PT Best Profit Futures Malang

Tag Archives: Kaya

PT Bestprofit | Bill Gates Tak Lagi Jadi Orang Terkaya di Dunia

Best Profit Bestprofit PT Bestprofit

PT Bestprofit (05/02) – Untuk pertama kalinya sejak lima tahun terakhir, Bill Gates tergeser dari posisinya sebagai orang terkaya di dunia. Baru-baru ini, lembaga riset kekayaan global asal China, Hurun Research Institute merilis daftar peringkat 2.694 miliarder dari 68 negara di dunia dan nama Gates tidak berada di urutan pertama.

Melansir laman khaleejtimes.com, Minggu (4/3/2018), hasil riset bertajuk Hurun Global Rich List 2018 tersebut mencatat Jeff Bezos sebagai miliarder terkaya di dunia dengan total kekayaan mencapai US$ 123 miliar.

Tahun ini, Bezos berhasil menambahkan total US$ 51 miliar ke dalam jumlah kekayaannya. Sementara itu, salah satu miliarder tertua Warren Buffet tercatat berada di posisi kedua dengan peningkatan kekayaan sebesar 31 persen dari tahun sebelumnya.

Tak lagi berada di posisi pertama, Bill Gates ternyata berada di urutan ketiga daftar orang terkaya dunia versi Hurun.

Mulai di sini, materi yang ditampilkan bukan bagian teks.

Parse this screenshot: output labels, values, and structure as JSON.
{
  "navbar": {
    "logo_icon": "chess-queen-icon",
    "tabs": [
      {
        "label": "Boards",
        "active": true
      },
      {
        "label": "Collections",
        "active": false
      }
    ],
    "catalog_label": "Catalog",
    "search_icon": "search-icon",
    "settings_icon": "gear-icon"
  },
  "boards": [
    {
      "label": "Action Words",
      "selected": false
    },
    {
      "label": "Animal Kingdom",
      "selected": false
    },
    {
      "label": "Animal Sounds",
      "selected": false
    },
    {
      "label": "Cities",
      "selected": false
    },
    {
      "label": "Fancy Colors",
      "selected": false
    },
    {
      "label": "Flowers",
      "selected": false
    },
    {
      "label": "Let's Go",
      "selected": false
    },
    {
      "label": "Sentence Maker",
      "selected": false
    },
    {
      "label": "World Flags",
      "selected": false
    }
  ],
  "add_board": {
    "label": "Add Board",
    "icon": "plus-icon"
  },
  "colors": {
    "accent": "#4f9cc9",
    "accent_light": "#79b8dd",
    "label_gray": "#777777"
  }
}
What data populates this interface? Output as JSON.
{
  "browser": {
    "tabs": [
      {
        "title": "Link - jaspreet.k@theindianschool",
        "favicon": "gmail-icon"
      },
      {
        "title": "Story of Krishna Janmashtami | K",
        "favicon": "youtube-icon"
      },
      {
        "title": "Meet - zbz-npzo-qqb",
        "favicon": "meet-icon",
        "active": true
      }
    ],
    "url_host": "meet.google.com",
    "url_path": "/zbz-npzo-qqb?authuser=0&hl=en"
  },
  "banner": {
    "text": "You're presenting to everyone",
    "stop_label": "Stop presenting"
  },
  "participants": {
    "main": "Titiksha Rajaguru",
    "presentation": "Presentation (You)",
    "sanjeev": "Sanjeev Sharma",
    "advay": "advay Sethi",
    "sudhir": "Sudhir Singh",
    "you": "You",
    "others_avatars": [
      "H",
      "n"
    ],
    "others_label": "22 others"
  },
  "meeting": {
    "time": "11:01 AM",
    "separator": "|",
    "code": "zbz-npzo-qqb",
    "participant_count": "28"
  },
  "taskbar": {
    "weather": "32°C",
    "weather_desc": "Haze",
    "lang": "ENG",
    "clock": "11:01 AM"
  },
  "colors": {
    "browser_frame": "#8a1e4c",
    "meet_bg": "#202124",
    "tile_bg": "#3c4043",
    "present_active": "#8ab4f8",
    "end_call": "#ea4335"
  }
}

Bezos berhasil menembus urutan pertama orang terkaya dunia setelah saham Amazon meningkat tajam sebear 70 persen dibanding tahun lalu. pt bestprofit

Sementara Buffett yang berada di posisi kedua setelah total harta kekayaannya melebihi nilai US$ 100 miliar. Gates sendiri turun ke posisi ketiga setelah mendonasikan saham Microsoft senilai US$ 4,6 miliar ke yayasan miliknya.

Meski begitu, harta kekayaan Gates tercatat meningkat sebesar 11 persen menjadi US$ 90 miliar. “Untuk pertama kalinya dalam lima tahun, Gates bukan lagi orang terkaya di planet ini,” tulis keterangan Hurun Report.

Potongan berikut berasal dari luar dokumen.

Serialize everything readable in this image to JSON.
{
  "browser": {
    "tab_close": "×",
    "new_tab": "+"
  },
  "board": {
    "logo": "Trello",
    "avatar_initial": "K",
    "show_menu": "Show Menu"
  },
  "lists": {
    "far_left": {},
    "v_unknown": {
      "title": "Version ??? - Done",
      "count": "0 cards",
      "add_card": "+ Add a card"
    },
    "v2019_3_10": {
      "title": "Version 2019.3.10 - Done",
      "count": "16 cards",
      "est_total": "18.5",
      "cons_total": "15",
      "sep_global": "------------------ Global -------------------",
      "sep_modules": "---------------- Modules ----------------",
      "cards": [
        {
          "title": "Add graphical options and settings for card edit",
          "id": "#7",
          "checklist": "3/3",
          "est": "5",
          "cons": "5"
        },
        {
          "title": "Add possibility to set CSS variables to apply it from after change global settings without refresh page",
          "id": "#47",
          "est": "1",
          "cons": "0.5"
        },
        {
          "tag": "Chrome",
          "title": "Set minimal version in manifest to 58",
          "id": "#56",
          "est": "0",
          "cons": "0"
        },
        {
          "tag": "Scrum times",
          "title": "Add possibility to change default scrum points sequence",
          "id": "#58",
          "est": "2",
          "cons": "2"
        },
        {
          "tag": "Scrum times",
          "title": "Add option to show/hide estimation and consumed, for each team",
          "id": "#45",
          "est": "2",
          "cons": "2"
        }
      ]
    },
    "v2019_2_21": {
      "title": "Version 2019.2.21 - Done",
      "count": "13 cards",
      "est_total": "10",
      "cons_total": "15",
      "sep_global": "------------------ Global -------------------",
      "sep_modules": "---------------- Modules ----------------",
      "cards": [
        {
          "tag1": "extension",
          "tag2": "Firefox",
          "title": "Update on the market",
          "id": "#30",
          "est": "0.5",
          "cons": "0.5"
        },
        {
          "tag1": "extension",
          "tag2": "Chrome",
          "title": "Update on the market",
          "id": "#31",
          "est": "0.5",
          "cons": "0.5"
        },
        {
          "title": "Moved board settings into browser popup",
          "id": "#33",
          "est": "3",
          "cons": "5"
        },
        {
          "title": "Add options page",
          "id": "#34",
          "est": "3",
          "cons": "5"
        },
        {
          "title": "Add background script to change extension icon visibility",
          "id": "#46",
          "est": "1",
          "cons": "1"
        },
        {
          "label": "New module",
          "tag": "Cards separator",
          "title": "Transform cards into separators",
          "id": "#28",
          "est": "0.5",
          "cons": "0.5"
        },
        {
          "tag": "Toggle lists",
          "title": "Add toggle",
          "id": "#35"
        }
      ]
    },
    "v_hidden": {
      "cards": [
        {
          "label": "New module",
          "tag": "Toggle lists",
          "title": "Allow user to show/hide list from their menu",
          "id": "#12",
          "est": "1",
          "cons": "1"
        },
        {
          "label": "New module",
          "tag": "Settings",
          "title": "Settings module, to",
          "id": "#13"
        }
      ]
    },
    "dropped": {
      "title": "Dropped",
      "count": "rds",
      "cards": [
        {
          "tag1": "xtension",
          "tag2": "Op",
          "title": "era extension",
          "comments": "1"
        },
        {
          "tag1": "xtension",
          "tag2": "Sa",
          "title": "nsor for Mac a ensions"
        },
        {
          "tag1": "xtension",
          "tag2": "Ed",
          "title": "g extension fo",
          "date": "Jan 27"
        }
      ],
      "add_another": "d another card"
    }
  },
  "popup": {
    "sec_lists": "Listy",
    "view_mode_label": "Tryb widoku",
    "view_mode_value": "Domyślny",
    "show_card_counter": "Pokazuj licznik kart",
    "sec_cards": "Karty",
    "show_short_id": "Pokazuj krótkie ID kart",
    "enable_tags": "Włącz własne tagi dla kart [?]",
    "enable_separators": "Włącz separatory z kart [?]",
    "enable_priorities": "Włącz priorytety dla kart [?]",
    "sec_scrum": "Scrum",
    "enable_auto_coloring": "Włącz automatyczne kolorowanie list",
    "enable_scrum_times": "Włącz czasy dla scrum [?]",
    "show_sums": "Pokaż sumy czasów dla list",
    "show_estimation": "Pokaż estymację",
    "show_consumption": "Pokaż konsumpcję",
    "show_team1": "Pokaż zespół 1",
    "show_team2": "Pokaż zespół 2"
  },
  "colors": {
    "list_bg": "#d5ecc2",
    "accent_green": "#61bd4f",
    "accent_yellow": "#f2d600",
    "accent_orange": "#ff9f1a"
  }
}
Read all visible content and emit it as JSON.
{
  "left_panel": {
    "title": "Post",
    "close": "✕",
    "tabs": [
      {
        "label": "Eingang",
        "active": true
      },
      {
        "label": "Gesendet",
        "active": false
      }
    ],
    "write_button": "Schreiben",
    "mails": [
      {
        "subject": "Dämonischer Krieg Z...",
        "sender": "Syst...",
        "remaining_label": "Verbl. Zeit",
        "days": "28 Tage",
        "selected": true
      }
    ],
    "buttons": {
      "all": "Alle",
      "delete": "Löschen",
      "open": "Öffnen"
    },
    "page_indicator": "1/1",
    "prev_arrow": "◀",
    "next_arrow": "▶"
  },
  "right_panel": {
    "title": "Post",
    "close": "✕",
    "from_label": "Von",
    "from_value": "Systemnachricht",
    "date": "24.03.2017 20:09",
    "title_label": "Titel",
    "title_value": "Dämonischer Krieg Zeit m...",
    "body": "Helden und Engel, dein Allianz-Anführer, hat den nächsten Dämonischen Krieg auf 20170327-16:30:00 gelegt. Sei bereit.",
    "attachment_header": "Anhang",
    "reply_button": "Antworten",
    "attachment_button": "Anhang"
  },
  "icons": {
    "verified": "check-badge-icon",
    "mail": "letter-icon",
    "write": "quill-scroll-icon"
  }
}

Laporan yang baru dirilis ini menyebutkan, total kekayaan seluruh orang terkaya dunia mencapai jumlah yang fantastis senilai US$ 10,5 triliun. Itu setara dengan 13,2 persen dari produk domestik bruto (PDB) global.

“Tak pernah ada kekayaan sebanyak ini yang dimiliki hanya segelintir orang di dunia. Pencapaian yang luar biasa dari para miliarder, sebanyak 1508 orang meningkatkan kekayaannya dan terdapat 567 wajah baru dalam daftar ini,” tutur pimpinan penelitian Hurun Report, Rupert Hoogewerf.¬†pt bestprofit

Tahun ini, jumlah miliarder dari China juga berhasil melampaui total yang dimiliki Amerika Serikat yakni 819 banding 571 orang. Dua tahun lalu, selisih kedua negara tersebut sangat tipis dan terus saling susul.

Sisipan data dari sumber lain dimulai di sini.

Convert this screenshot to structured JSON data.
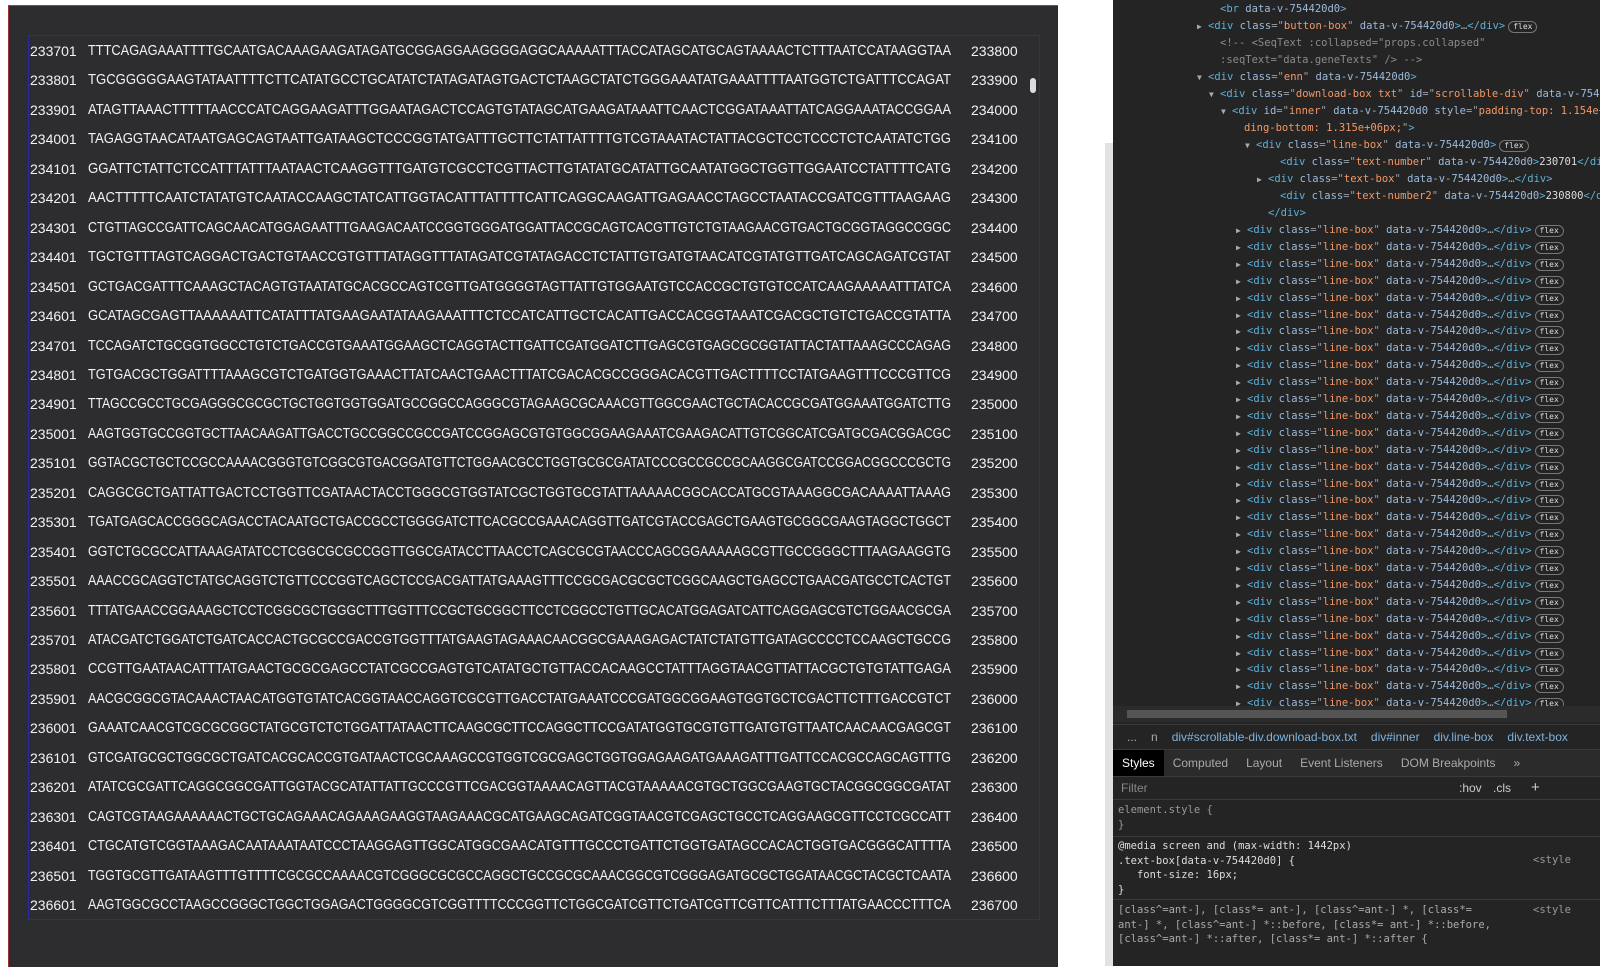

“Para miliarder di China sedang mengalami periode kewirausahaan yang luar biasa. Negara tersbut berhasil menambah 210 miliarder hanya dalam waktu setahun,” terang Hoogewerf.

Sementara India terlihat semakin berkembang setelah berhasil menambah 31 miliarder di negaranya. Saat Ini India menjadi negara ketiga dengan jumlah miliarder terbanyak di dunia.

Sekadar informasi, Hurun Research Report mengurutkan total kekayaan 2.694 miliarder dari 2.157 perusahaan di 68 negara. pt bestprofit

Sumber : Liputan6

Rahasia Orang Terkaya Dunia Mendulang Kesuksesan

Best Profit Bestprofit PT Bestprofit

BESTPROFIT FUTURES MALANG (29/6) – Jadi orang kaya mungkin impian hampir semua orang. Namun perlu diketahui, orang terkaya di dunia tidak mendapat kekayaannya dari warisan. Mereka mengumpulkan kekayaan itu dari karir kewirausahaan yang panjang.

Itu juga termasuk di dalamnya dengan penemuan atau teknologi yang baru namun mengganggu pada awalnya seperti komputer dan ponsel.

Setiap tantangan mesti dilewati oleh orang-orang terkaya di dunia tersebut, lantas bagaimana orang-orang kaya itu melewatinya? Dikutip dari Fool.com, Senin (29/6/2015), berikut rahasia orang terkaya dunia dalam mengumpulkan pundi-pundi kekayaanya.

1. Bill Gates

Total kekayaan: US$ 79,2 miliar

Kekayaan Bill Gates dibangun dari Microsoft. Pada 1975, Gates bersama dengan sahabatnya Paul Allen menawarkan perangkat lunak (software) untuk PC, telah mengubah cara hidup masyarakat dunia hingga era modern seperti sekarang ini. Selama 40 tahun penjualan Microsoft untuk perangkat lunak membawanya menjadi orang terkaya di planet ini.

Antara 1978-1981, Microsoft berkembang pesat. Karyawannya bertambah dari 25 menjadi 128 orang. Pendapatannya melesat dari US$ 4 juta menjadi US$ 16 juta. Pertengahan 1981, Gates dan Allen mengukuhkan Microsoft sebagai perusahaan resmi. Gates ditunjuk sebagai presiden dan CEO sementara Allen menjadi wakil presiden eksekutif.

Dua tahun kemudian bisnisnya merambah pasar global seperti Inggris dan Jepang. Tak hanya itu lebih dari 30% komputer di dunia menjalankan software buatan Microsoft.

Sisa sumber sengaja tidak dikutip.